Are you emotionally unavailable in a relationship?
A relationship that has an emotionally unavailable partner doesn’t go a long way. Being in love and being in a relationship with someone means investing your emotions and using your expressions to the extremes. If you won’t be able to share and show what you feel and go through, the other person will never know you entirely and when you are emotionally unavailable, your partner might just keep drifting apart and eventually no longer be a part of your life anymore. No one likes a failed relationship and so, if you think you need to work on being more emotionally available as a partner in your relationship, there are a few tips that might help you.
02/6Self-introspection
Take a look at why you don’t feel worthy of a loving relationship. Are you constantly thinking that if your lover will entirely know you, they will reject you? You and your partner need to explore why you are deserving and lovable. And especially you need to introspect why it’s difficult for you to express your emotions or be emotionally available. If required, you can take help from a relationship counsellor.
03/6Make sure your partner’s needs and feelings are equal to yours
In order to make your partner feel close to you and respect their feelings and needs, you need to be empathetic and compassionate towards them. It requires a certain kind of closeness. Put more focus and effort towards understanding this.

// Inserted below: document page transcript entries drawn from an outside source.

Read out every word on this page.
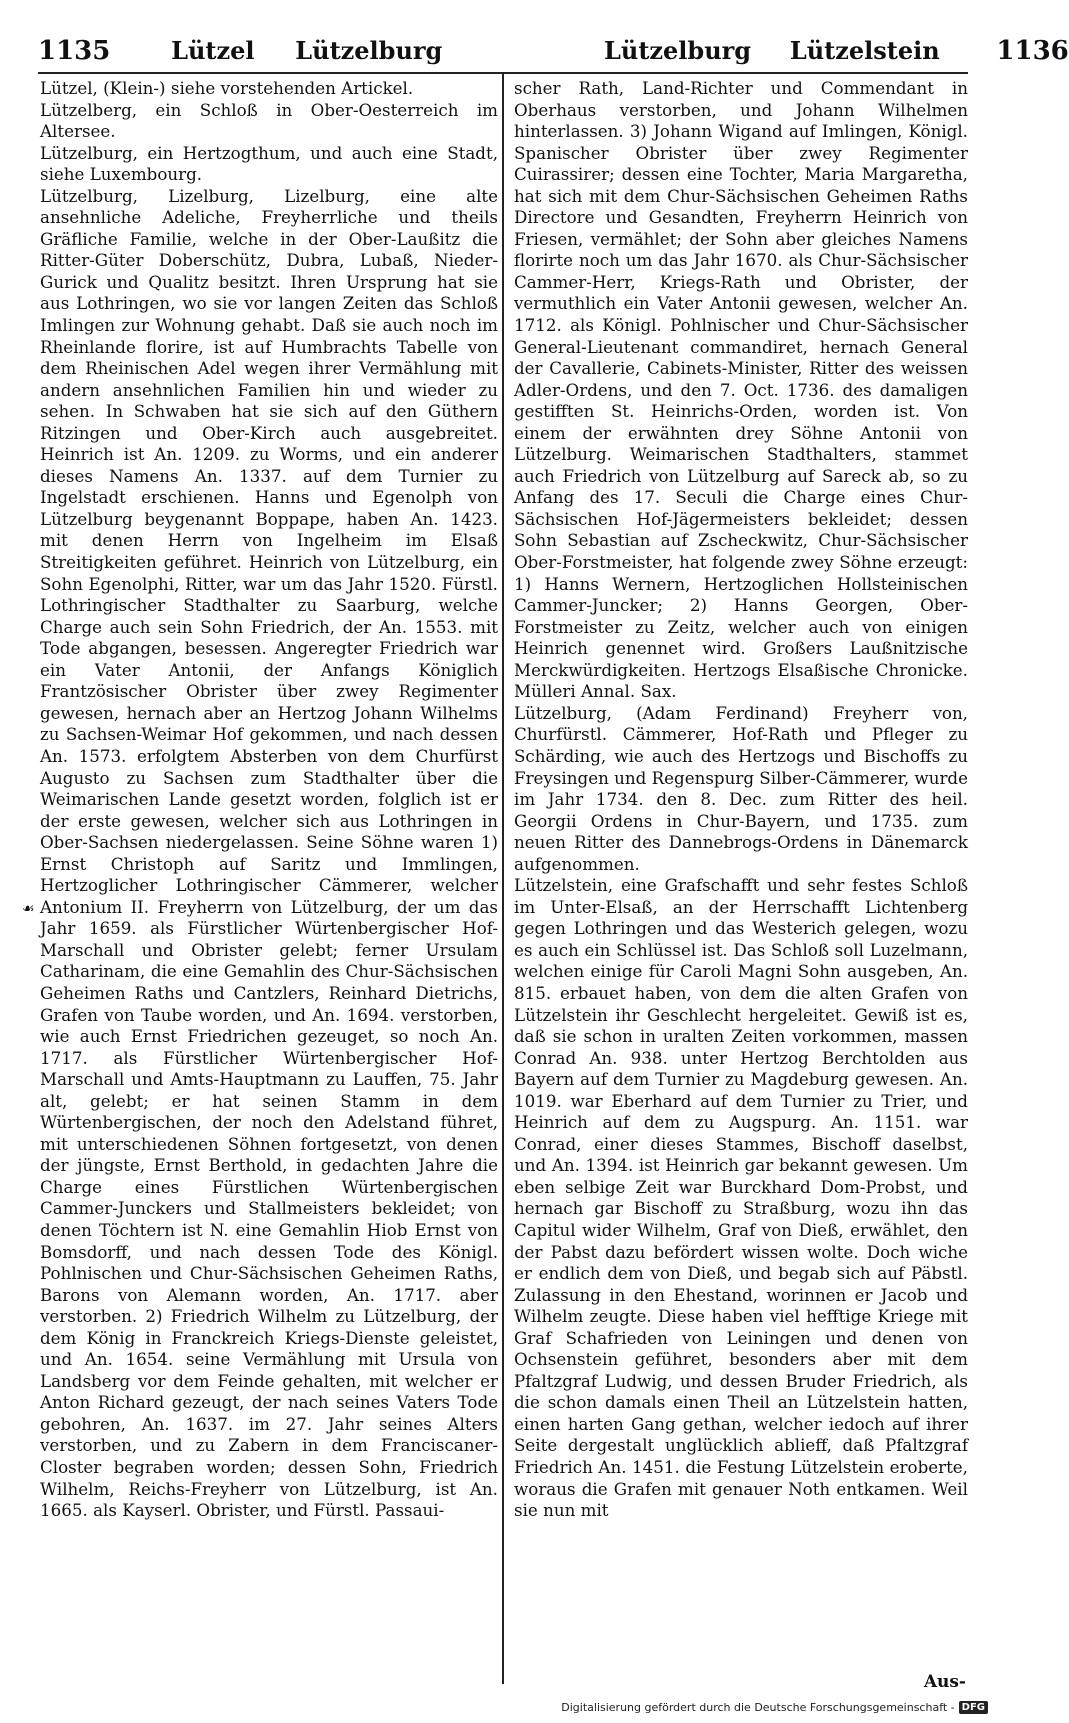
1135	Lützel Lützelburg	Lützelburg Lützelstein 1136
☙

Lützel, (Klein-) siehe vorstehenden Artickel.

Lützelberg, ein Schloß in Ober-Oesterreich im Altersee.

Lützelburg, ein Hertzogthum, und auch eine Stadt, siehe Luxembourg.

Lützelburg, Lizelburg, Lizelburg, eine alte ansehnliche Adeliche, Freyherrliche und theils Gräfliche Familie, welche in der Ober-Laußitz die Ritter-Güter Doberschütz, Dubra, Lubaß, Nieder-Gurick und Qualitz besitzt. Ihren Ursprung hat sie aus Lothringen, wo sie vor langen Zeiten das Schloß Imlingen zur Wohnung gehabt. Daß sie auch noch im Rheinlande florire, ist auf Humbrachts Tabelle von dem Rheinischen Adel wegen ihrer Vermählung mit andern ansehnlichen Familien hin und wieder zu sehen. In Schwaben hat sie sich auf den Güthern Ritzingen und Ober-Kirch auch ausgebreitet. Heinrich ist An. 1209. zu Worms, und ein anderer dieses Namens An. 1337. auf dem Turnier zu Ingelstadt erschienen. Hanns und Egenolph von Lützelburg beygenannt Boppape, haben An. 1423. mit denen Herrn von Ingelheim im Elsaß Streitigkeiten geführet. Heinrich von Lützelburg, ein Sohn Egenolphi, Ritter, war um das Jahr 1520. Fürstl. Lothringischer Stadthalter zu Saarburg, welche Charge auch sein Sohn Friedrich, der An. 1553. mit Tode abgangen, besessen. Angeregter Friedrich war ein Vater Antonii, der Anfangs Königlich Frantzösischer Obrister über zwey Regimenter gewesen, hernach aber an Hertzog Johann Wilhelms zu Sachsen-Weimar Hof gekommen, und nach dessen An. 1573. erfolgtem Absterben von dem Churfürst Augusto zu Sachsen zum Stadthalter über die Weimarischen Lande gesetzt worden, folglich ist er der erste gewesen, welcher sich aus Lothringen in Ober-Sachsen niedergelassen. Seine Söhne waren 1) Ernst Christoph auf Saritz und Immlingen, Hertzoglicher Lothringischer Cämmerer, welcher Antonium II. Freyherrn von Lützelburg, der um das Jahr 1659. als Fürstlicher Würtenbergischer Hof-Marschall und Obrister gelebt; ferner Ursulam Catharinam, die eine Gemahlin des Chur-Sächsischen Geheimen Raths und Cantzlers, Reinhard Dietrichs, Grafen von Taube worden, und An. 1694. verstorben, wie auch Ernst Friedrichen gezeuget, so noch An. 1717. als Fürstlicher Würtenbergischer Hof-Marschall und Amts-Hauptmann zu Lauffen, 75. Jahr alt, gelebt; er hat seinen Stamm in dem Würtenbergischen, der noch den Adelstand führet, mit unterschiedenen Söhnen fortgesetzt, von denen der jüngste, Ernst Berthold, in gedachten Jahre die Charge eines Fürstlichen Würtenbergischen Cammer-Junckers und Stallmeisters bekleidet; von denen Töchtern ist N. eine Gemahlin Hiob Ernst von Bomsdorff, und nach dessen Tode des Königl. Pohlnischen und Chur-Sächsischen Geheimen Raths, Barons von Alemann worden, An. 1717. aber verstorben. 2) Friedrich Wilhelm zu Lützelburg, der dem König in Franckreich Kriegs-Dienste geleistet, und An. 1654. seine Vermählung mit Ursula von Landsberg vor dem Feinde gehalten, mit welcher er Anton Richard gezeugt, der nach seines Vaters Tode gebohren, An. 1637. im 27. Jahr seines Alters verstorben, und zu Zabern in dem Franciscaner-Closter begraben worden; dessen Sohn, Friedrich Wilhelm, Reichs-Freyherr von Lützelburg, ist An. 1665. als Kayserl. Obrister, und Fürstl. Passaui-

scher Rath, Land-Richter und Commendant in Oberhaus verstorben, und Johann Wilhelmen hinterlassen. 3) Johann Wigand auf Imlingen, Königl. Spanischer Obrister über zwey Regimenter Cuirassirer; dessen eine Tochter, Maria Margaretha, hat sich mit dem Chur-Sächsischen Geheimen Raths Directore und Gesandten, Freyherrn Heinrich von Friesen, vermählet; der Sohn aber gleiches Namens florirte noch um das Jahr 1670. als Chur-Sächsischer Cammer-Herr, Kriegs-Rath und Obrister, der vermuthlich ein Vater Antonii gewesen, welcher An. 1712. als Königl. Pohlnischer und Chur-Sächsischer General-Lieutenant commandiret, hernach General der Cavallerie, Cabinets-Minister, Ritter des weissen Adler-Ordens, und den 7. Oct. 1736. des damaligen gestifften St. Heinrichs-Orden, worden ist. Von einem der erwähnten drey Söhne Antonii von Lützelburg. Weimarischen Stadthalters, stammet auch Friedrich von Lützelburg auf Sareck ab, so zu Anfang des 17. Seculi die Charge eines Chur-Sächsischen Hof-Jägermeisters bekleidet; dessen Sohn Sebastian auf Zscheckwitz, Chur-Sächsischer Ober-Forstmeister, hat folgende zwey Söhne erzeugt: 1) Hanns Wernern, Hertzoglichen Hollsteinischen Cammer-Juncker; 2) Hanns Georgen, Ober-Forstmeister zu Zeitz, welcher auch von einigen Heinrich genennet wird. Großers Laußnitzische Merckwürdigkeiten. Hertzogs Elsaßische Chronicke. Mülleri Annal. Sax.

Lützelburg, (Adam Ferdinand) Freyherr von, Churfürstl. Cämmerer, Hof-Rath und Pfleger zu Schärding, wie auch des Hertzogs und Bischoffs zu Freysingen und Regenspurg Silber-Cämmerer, wurde im Jahr 1734. den 8. Dec. zum Ritter des heil. Georgii Ordens in Chur-Bayern, und 1735. zum neuen Ritter des Dannebrogs-Ordens in Dänemarck aufgenommen.

Lützelstein, eine Grafschafft und sehr festes Schloß im Unter-Elsaß, an der Herrschafft Lichtenberg gegen Lothringen und das Westerich gelegen, wozu es auch ein Schlüssel ist. Das Schloß soll Luzelmann, welchen einige für Caroli Magni Sohn ausgeben, An. 815. erbauet haben, von dem die alten Grafen von Lützelstein ihr Geschlecht hergeleitet. Gewiß ist es, daß sie schon in uralten Zeiten vorkommen, massen Conrad An. 938. unter Hertzog Berchtolden aus Bayern auf dem Turnier zu Magdeburg gewesen. An. 1019. war Eberhard auf dem Turnier zu Trier, und Heinrich auf dem zu Augspurg. An. 1151. war Conrad, einer dieses Stammes, Bischoff daselbst, und An. 1394. ist Heinrich gar bekannt gewesen. Um eben selbige Zeit war Burckhard Dom-Probst, und hernach gar Bischoff zu Straßburg, wozu ihn das Capitul wider Wilhelm, Graf von Dieß, erwählet, den der Pabst dazu befördert wissen wolte. Doch wiche er endlich dem von Dieß, und begab sich auf Päbstl. Zulassung in den Ehestand, worinnen er Jacob und Wilhelm zeugte. Diese haben viel hefftige Kriege mit Graf Schafrieden von Leiningen und denen von Ochsenstein geführet, besonders aber mit dem Pfaltzgraf Ludwig, und dessen Bruder Friedrich, als die schon damals einen Theil an Lützelstein hatten, einen harten Gang gethan, welcher iedoch auf ihrer Seite dergestalt unglücklich ablieff, daß Pfaltzgraf Friedrich An. 1451. die Festung Lützelstein eroberte, woraus die Grafen mit genauer Noth entkamen. Weil sie nun mit

Aus-
Digitalisierung gefördert durch die Deutsche Forschungsgemeinschaft - DFG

04/6Don’t lead a secret life
If you’re going to be emotionally unavailable as a partner, you might just lead a secret life with your lover not knowing most of it, which is wrong. You can’t have a backup plan for the time when your relationship will fail. You see the rejection coming and so you keep a secret life which distances you from the other person. A relationship can’t survive long with all such secrets. It requires transparency and you must allow your partner to know your life in and out.
05/6Make time for your partner
You must place your partner at the top of your priority list and not at the end. Make sure it is noticed through your actions and not just with your words. Because without any actions, your words are meaningless to show that your partner matters to you. Making time for them requires you to be available and accessible most of the time.
06/6Be responsible for your emotions
Take control over your temper and stop acting hurtful or saying things that can damage your partner’s mental state. Don’t threaten to leave the relationship if you don’t get your way and don’t use anger or personal attacks to bully your partner when things go down for you. Instead, tell your partner what is bothering you and try to sort it out together. Talk about your life’s biggest disappointments and biggest dreams. As much as a healthy relationship requires physical touch, it also needs an emotional touch.